Sendo assim, fica óbvio que eu não posso falar em nome das mulheres, e muito menos em nome do feminismo. Eu insisti que a pergunta sobre as axilas coloridas, ele (o repórter) deveria fazer às próprias mulheres. E ele fez, mas colocou tudo em matérias separadas descontextualizando tudo que eu falei. O que eu supus na conversa (pelo que minhas amigas dizem, e pelo trabalho no Pelos Pelos) é que a escolha delas é uma atitude de resistência. Além de deixar os pelos, colori-los chama atenção para o fato de que os corpos são delas e quem determina o que fazer com eles também.

Alguns pontos sobre o que ele diz relacionado às minhas motivações de pintar a barba:

Primeiro, a imagem de masculinidade que a sociedade impõe NÃO é alheia à moda, como ele disse.

Segundo, eu não quero “desconstruir a imagem de masculinidade”. Eu sequer quero ser másculo.

Terceiro, “Os homens são muito cobrados para estar de calça jeans e ser o reprodutor” — Oi?! Acho que nem entendi bem essa frase colocada na minha boca.

Quarto, pintar a barba NÃO representa abdicar do privilégio de ser homem! Os privilégios continuam garantidos aos homens que pintam a barba como eu.

A verdade sobre isso é:

Eu pintei a barba de rosa porque deu vontade de ficar com o visual mais lúdico.
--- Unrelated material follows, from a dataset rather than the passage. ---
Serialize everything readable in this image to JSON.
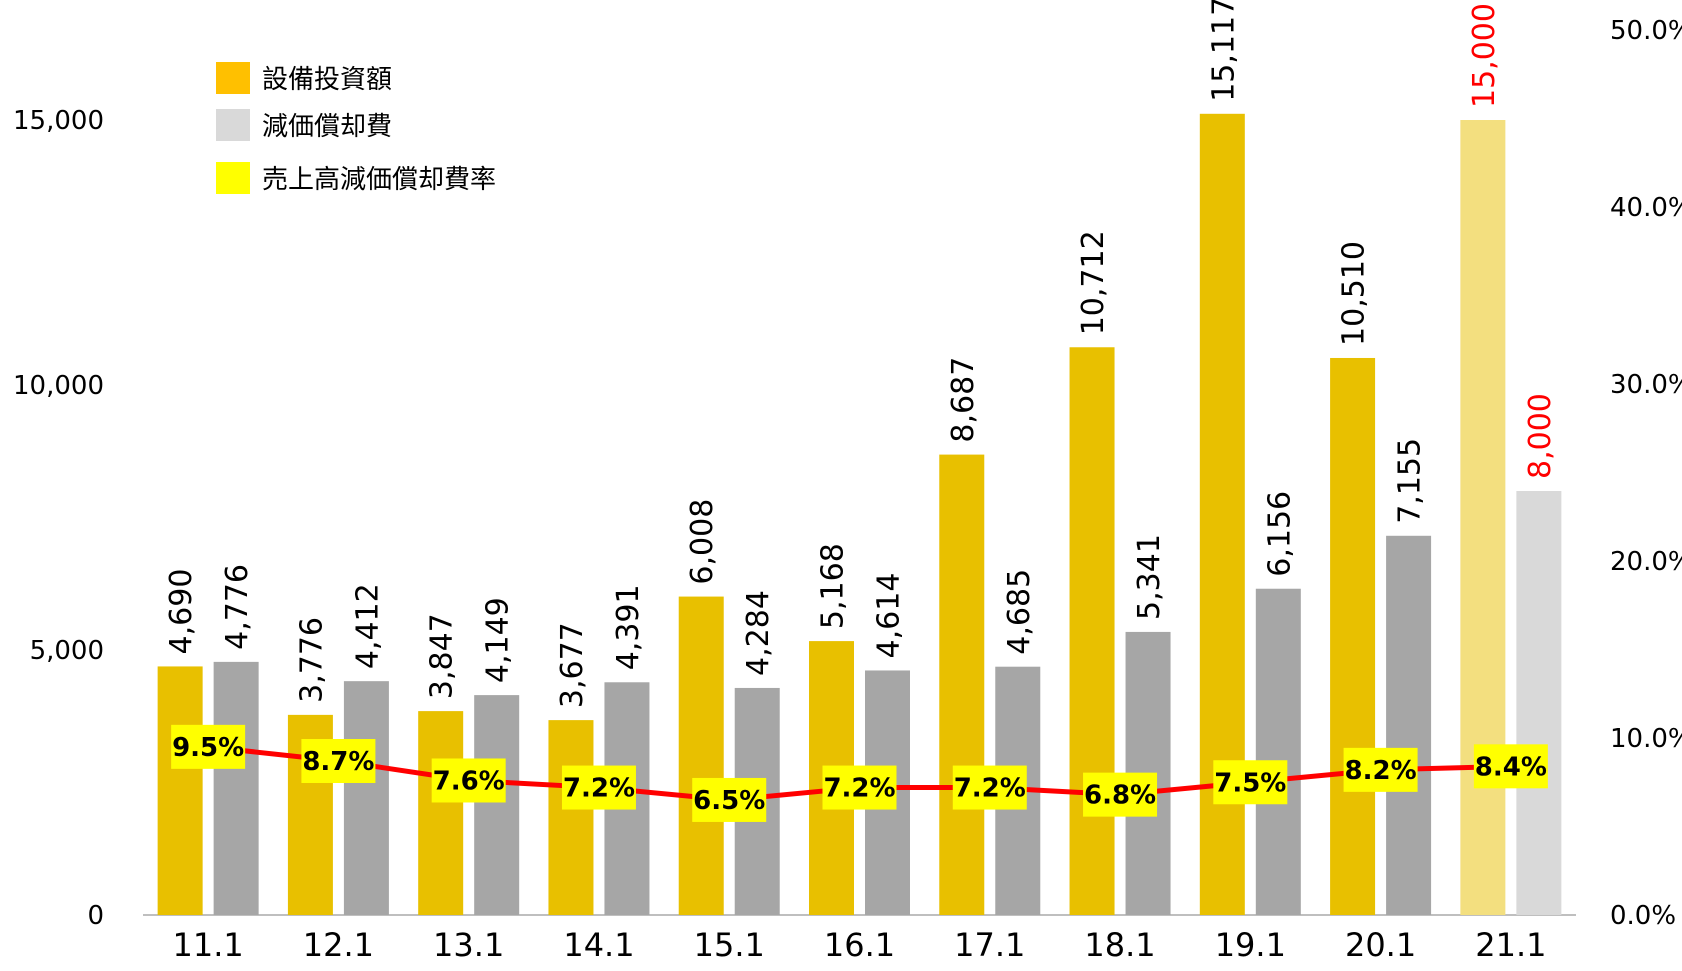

Acho que isso faz bem pra qualquer pessoa, ser mais lúdique e buscar liberdade pra fazer do seu próprio corpo o que bem entender. Claro que isso gera um estranhamento e as pessoas que olham devem pensar o que faz um homem de barba pintada e ainda por cima da cor rosa. Isso também devem pensar quando ando de saia por aí. E que bom que pensem e possam compreender outras formas de existir, sendo eu homem ou não. Que essa confusão leve a reflexão a outras formas de aceitar a liberdade de ser que todes deveríamos ter.

Aqui vale lembrar que quem mais tem essa liberdade são homens cis, brancos, heteros (muito do que sou, inclusive). Portanto, é bem mais fácil pra mim, exercer minha “liberdade”, do que para mulheres, pessoas trans* e pessoas negras por exemplo, que têm suas liberdades muito mais limitadas.

Sim, eu busco, de alguma maneira, desconstruir e diluir a ideia de gênero binária que temos. Enquanto isso, apoio o feminismo e busco desconstruir o patriarcado combatendo o machismo (inclusive, e principalmente, revendo as minhas próprias atitudes).

Mas não, eu NÃO falo e nem posso falar em nome do feminismo como esse repórter fez parecer, inventando aspas que não saíram da minha boca daquela maneira e descontextualizando toda a conversa. As mulheres sequer precisam disso, da minha validação, nem a de nenhum homem. E as que me conhecem sabem que não quero de maneira nenhuma protagonizar a luta que é delas!

De qualquer forma, o maior erro dessa matéria foi meu: ter topado responder à entrevista!